Use of web statistics from Alexa.com provides a unique of source of non-financial information of Arab banks to link with revenue output to derive a performance indicator derived from the DEA output. Using PCFA as a means of a data reduction technique of DEA results provides a procedure to explore how much information can be extracted from the final DEA scores. The objective of PCFA is starting from a set of observed variables (DEA efficiencies scores obtained from various input/output combinations), to create a smaller set of independent variables that explain the correlations existing between the original variables. These new variables, the principal components, are in general, not observed, but they tend to have a meaning. Data collection reveals opacity and lack of consistency in official reporting. Results from the analysis of the sixty-two Arab banks clearly identify disparities exist between Arab banks’ comparative efficiency performances. The top technically efficient scoring banks were not necessarily the larger banks. Banks that were efficient were not necessarily profitable. Finally
no significant relationship was detected between large banks that are efficient at generating website visits are also efficient at generating revenues.
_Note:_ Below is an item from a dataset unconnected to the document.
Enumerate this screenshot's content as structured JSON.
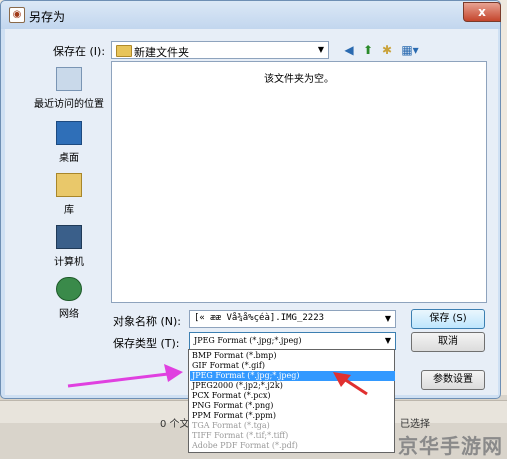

Smaller banks reveal more empirical evidence of comparative efficiency performance towards generating website traffic output.

From a policy perspective, this study highlights the importance of encouraging increased
technical efficiency throughout the banking industry in the Arab world. The use of recently constructed and publically available web metrics now opens new avenues for future research involving internet banking within a background of developing banking technological awareness and competition. In addition, the unique data set provides a benchmark of individual Arab banks’ relative efficiency performances for present and future analyses to be undertaken.